Barack Obama campaigned on a promise of ‘restoring good relations’ with key US partners, but it’s hard to tell from the way he’s governed so far. From evicting the bust of Winston Churchill from the Oval Office, to sacrificing East European allies for better relations with Russia and Iran, to starting trade wars with Canada and Mexico, Obama has done nothing but go renege on this commitment.
And now more pressure is being applied by the Secretary General of the World Trade Organization, Pascal Lamy. Lamy recognizes that a deal in the Doha Round of global trade talks could help many economies move toward growth. He also believes that US agricultural subsidies are a critical stumbling block:
Norway, Colombia, Singapore and Pakistan have banded together to push for an “urgently needed” Doha global trade deal, and to urge their trading partners to keep markets open in spite of the world recession.

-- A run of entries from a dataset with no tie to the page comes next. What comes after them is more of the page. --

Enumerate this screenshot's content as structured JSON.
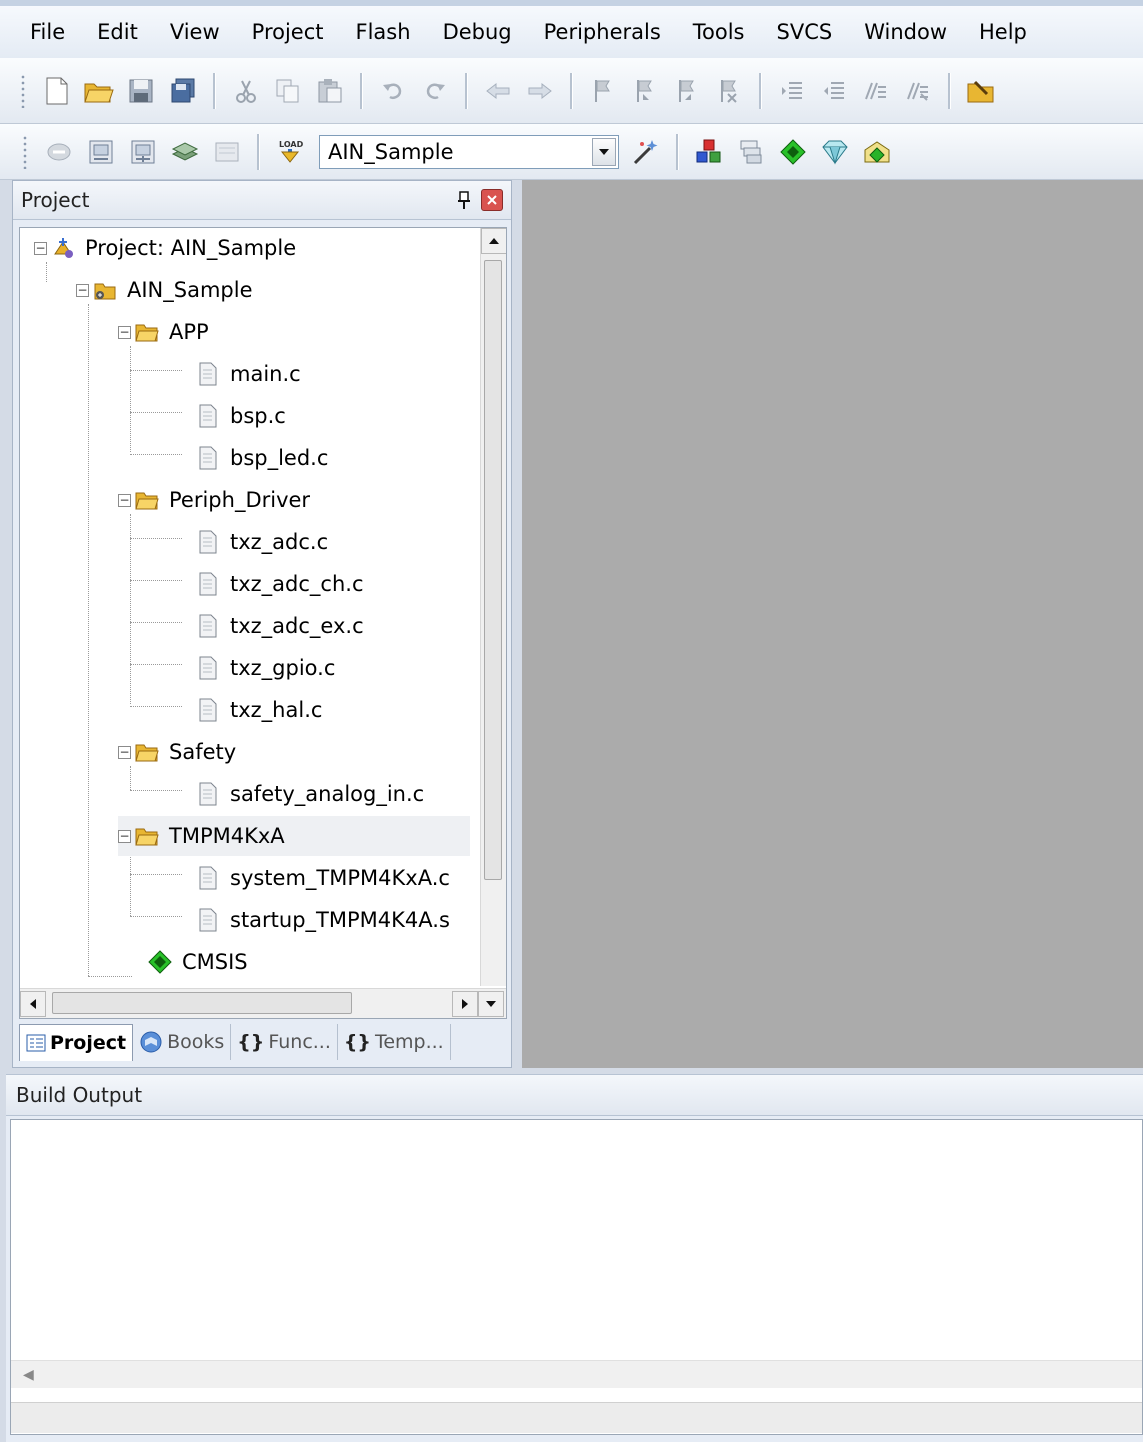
{
  "menu": [
    "File",
    "Edit",
    "View",
    "Project",
    "Flash",
    "Debug",
    "Peripherals",
    "Tools",
    "SVCS",
    "Window",
    "Help"
  ],
  "toolbar2": {
    "target_value": "AIN_Sample"
  },
  "project_panel": {
    "title": "Project",
    "pin_glyph": "📌",
    "close_glyph": "✕",
    "tree": [
      {
        "label": "Project: AIN_Sample",
        "icon": "project-icon"
      },
      {
        "label": "AIN_Sample",
        "icon": "target-folder-icon"
      },
      {
        "label": "APP",
        "icon": "folder-icon"
      },
      {
        "label": "main.c",
        "icon": "file-icon"
      },
      {
        "label": "bsp.c",
        "icon": "file-icon"
      },
      {
        "label": "bsp_led.c",
        "icon": "file-icon"
      },
      {
        "label": "Periph_Driver",
        "icon": "folder-icon"
      },
      {
        "label": "txz_adc.c",
        "icon": "file-icon"
      },
      {
        "label": "txz_adc_ch.c",
        "icon": "file-icon"
      },
      {
        "label": "txz_adc_ex.c",
        "icon": "file-icon"
      },
      {
        "label": "txz_gpio.c",
        "icon": "file-icon"
      },
      {
        "label": "txz_hal.c",
        "icon": "file-icon"
      },
      {
        "label": "Safety",
        "icon": "folder-icon"
      },
      {
        "label": "safety_analog_in.c",
        "icon": "file-icon"
      },
      {
        "label": "TMPM4KxA",
        "icon": "folder-icon"
      },
      {
        "label": "system_TMPM4KxA.c",
        "icon": "file-icon"
      },
      {
        "label": "startup_TMPM4K4A.s",
        "icon": "file-icon"
      },
      {
        "label": "CMSIS",
        "icon": "component-icon"
      }
    ],
    "tabs": [
      {
        "label": "Project",
        "icon": "project-tab-icon",
        "active": true
      },
      {
        "label": "Books",
        "icon": "books-icon",
        "active": false
      },
      {
        "label": "Func...",
        "icon": "functions-icon",
        "active": false
      },
      {
        "label": "Temp...",
        "icon": "templates-icon",
        "active": false
      }
    ],
    "tab_glyphs": {
      "functions": "{}",
      "templates": "{}"
    }
  },
  "build_output": {
    "title": "Build Output",
    "scroll_left_glyph": "◀"
  },
  "colors": {
    "editor_bg": "#ababab",
    "panel_bg": "#e6ecf5",
    "selection": "#eef0f3"
  }
}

“World trade has become one of the victims of the downturn,” the export-dependent countries and their economic allies said in a communique circulated to World Trade Organisation members on Monday, a copy of which was obtained by Reuters.
The text urges governments to avoid the impulse to shut out foreign competition in response to economic pressures that have destroyed jobs and hurt industries worldwide, especially since last year. Doing so would pinch global output even more, it says.
Wrapping up the nearly eight-year-old negotiations on a WTO accord, which ran aground last July, would help ensure countries avoid panicked or “protectionist” measures to block imports, the signatories including Mexico, New Zealand, Peru, Malaysia, Costa Rica, Hong Kong, Turkey and Uruguay said…
WTO Director-General Pascal Lamy, who has since tried to edge countries back to the table for full-fledged negotiations, said in Muscat on Sunday that enough time had passed to have another shot at a global free trade deal.
“The U.S. and India are at odds with protectionism in agriculture. Now the elections of both countries are over, we expect them to start engaging in talks,” Lamy said.
Eliminating barriers to trade allows businesses to produce their goods more efficiently (by lowering the price of inputs) and to market their products for less. It increases competition, thereby improving the return to consumers. And since advanced western nations such as the United States are more likely successfully to protect critical markets, the benefits of trade liberalization are felt to a greatest degree by the world’s poorest. Therefore when the U.S. refuses to make concessions, the pain is felt most directly by those that Barack Obama has promised to help.
With all this in mind, it makes sense for Obama to make good on his commitment to be a better world neighbor, by agreeing to open protected U.S. farm markets. For now, he appears unlikely to do so – if only because Democrats in Congress love their protectionism. If he does end up embracing unilateralism and the status quo, that will be one more campaign promise tossed overboard.